Another Road Trip 5: EMR training continues


I don’t want the patients to wait

But here no one’s making a date

No need for appointment

If you’re wanting some ointment

And I end up running quite late.

Synopsis: I’m a Family Practitioner from Sioux City, Iowa. In 2010 I danced back from the brink of burnout, and honoring a 1 year non-compete clause, travelled and worked in out-of-the-way places in Alaska, Nebraska, Iowa, and New Zealand. After three years working with a Community Health Center, I am back having adventures in temporary positions until they have an Electronic Medical Record System (EMR) I can get along with. I spent the winter in Nome, Alaska, and I just finished an assignment in rural Iowa. Right now I’m working in suburban Pennsylvania, combining work with a family visit.

Three days into a new EMR and I started to lose the desperation.  My trainer, a gifted teacher with much energy and expertise, stuck patiently with me.  He helped me through the morning, and at noon announced that he would hang back and watch and see if I’d sink or swim.

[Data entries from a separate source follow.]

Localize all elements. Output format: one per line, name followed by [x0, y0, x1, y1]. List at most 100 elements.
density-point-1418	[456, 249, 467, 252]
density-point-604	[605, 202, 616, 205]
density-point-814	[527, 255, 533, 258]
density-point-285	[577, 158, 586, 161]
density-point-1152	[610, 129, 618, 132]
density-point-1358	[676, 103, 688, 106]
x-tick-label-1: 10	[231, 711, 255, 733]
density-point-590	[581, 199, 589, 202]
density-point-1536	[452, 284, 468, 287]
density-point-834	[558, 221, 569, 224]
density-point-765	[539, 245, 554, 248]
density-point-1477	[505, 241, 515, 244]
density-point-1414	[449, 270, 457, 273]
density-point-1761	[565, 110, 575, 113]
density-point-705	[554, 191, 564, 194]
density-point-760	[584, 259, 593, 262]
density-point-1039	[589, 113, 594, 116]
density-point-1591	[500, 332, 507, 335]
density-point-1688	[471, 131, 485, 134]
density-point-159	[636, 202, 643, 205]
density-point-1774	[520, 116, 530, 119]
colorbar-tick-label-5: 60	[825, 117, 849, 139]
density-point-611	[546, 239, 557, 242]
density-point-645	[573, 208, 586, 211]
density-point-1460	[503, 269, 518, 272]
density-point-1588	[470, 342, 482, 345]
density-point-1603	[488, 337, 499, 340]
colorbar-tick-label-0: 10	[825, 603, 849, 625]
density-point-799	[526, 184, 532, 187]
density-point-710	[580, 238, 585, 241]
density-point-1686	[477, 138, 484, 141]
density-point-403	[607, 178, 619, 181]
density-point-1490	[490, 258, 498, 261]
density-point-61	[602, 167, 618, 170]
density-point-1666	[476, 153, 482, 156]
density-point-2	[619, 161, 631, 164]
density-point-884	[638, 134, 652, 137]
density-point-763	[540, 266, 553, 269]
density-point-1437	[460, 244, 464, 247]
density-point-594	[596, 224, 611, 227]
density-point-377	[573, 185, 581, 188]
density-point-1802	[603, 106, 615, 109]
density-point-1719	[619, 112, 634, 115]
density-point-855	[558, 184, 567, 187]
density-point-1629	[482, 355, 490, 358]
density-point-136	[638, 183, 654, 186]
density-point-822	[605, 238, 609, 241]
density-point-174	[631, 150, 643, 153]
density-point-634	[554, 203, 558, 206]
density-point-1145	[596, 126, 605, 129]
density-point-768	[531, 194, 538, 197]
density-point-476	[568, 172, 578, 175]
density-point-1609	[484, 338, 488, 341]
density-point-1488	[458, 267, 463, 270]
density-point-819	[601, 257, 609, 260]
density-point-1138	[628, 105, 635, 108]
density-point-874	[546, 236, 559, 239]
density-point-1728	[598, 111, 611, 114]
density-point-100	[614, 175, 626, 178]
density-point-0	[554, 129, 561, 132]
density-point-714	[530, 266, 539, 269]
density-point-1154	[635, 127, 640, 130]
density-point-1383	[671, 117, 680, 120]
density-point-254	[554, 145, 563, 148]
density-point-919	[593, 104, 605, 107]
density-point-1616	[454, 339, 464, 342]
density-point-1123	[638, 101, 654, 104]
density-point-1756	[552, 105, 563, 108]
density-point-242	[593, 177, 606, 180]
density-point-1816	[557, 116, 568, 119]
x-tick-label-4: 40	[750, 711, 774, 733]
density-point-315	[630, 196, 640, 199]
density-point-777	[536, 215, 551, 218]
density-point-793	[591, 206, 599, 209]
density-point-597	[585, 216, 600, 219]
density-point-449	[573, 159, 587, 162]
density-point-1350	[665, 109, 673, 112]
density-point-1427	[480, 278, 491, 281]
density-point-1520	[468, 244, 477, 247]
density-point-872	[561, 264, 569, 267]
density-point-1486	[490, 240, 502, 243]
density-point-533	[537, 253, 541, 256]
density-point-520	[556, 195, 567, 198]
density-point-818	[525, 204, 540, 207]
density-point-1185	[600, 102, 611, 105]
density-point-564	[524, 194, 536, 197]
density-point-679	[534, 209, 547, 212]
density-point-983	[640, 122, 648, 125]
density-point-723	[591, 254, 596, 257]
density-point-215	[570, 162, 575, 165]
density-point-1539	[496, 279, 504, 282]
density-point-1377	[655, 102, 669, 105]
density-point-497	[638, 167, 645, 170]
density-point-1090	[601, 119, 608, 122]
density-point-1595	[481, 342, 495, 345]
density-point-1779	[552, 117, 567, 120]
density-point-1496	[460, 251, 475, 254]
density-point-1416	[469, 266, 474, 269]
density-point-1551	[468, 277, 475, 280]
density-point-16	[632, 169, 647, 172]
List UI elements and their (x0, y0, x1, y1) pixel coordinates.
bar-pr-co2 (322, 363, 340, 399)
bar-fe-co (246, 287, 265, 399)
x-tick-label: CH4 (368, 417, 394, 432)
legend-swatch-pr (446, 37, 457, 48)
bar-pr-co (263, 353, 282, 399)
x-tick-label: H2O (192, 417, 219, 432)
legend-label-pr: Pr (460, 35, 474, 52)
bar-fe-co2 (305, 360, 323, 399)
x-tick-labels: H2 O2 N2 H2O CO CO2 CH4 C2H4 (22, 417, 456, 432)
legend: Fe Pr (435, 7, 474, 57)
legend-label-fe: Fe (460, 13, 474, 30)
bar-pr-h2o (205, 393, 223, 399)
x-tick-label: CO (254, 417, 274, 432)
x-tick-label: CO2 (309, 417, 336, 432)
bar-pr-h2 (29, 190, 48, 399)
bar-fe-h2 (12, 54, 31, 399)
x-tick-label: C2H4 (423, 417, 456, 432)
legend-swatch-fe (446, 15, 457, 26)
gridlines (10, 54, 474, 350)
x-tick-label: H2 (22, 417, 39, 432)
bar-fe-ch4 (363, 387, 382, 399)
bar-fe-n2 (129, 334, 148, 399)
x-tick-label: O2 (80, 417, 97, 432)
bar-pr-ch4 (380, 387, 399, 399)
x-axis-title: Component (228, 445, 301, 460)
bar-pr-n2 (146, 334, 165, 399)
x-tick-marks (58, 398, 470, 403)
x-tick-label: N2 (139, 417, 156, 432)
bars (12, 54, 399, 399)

This Urgent Care facility operates from 8AM to 8PM, 7 days a week.  The first part of the morning brought a lot of occupational medicine traffic: physicals, testing, and injuries.

I averaged 3 or 4 patients per hour, with a peak of 5.  Demand slowed completely at lunch time.  We all got a break, and I fought the urge to nap.

In the mid-afternoon, the pace slowed.  I kept up with documentation.  We got to talk about the organization.

So far I’ve learned a lot about managing patient flow, and much learning remains.  Corporate efficiency springs from clinicians thinking things through.  The system runs with minimal friction, wasted motion, or informational noise.

A lot of patients came and went for TB and drug screens without actually needing to see a doctor.

When action slowed enough and I had no more data to enter, I observed the morale seemed pretty high.  In response, the nurses and the trainer talked about the 7:59 rush: the traffic picks up just before closing time.

Before WWII, most doctors did business on a walk-in basis; appointments came in as a way of attempting time management.  That attempt largely failed because most practices regard scheduling as an entry-level position.

True to form, business in Urgent Care started to accelerate at 6:30.  Five patients checked in after 7:30, one at, literally, 7:59, two of them bleeding and in need of minor surgery.  Two had less acute but very real illness.  One requested services outside our scope of practice, and required a lot of explaining.

The last of the patient care finished at 9:00, but, overwhelmed by crisis management, the remaining documentation lasted until almost ten.

I left exhausted, wondering what I’d gotten myself into.  I don’t mind working hard, and I don’t mind working late, but I don’t want to work so hard and so late 5 nights a week.  Three would be enough.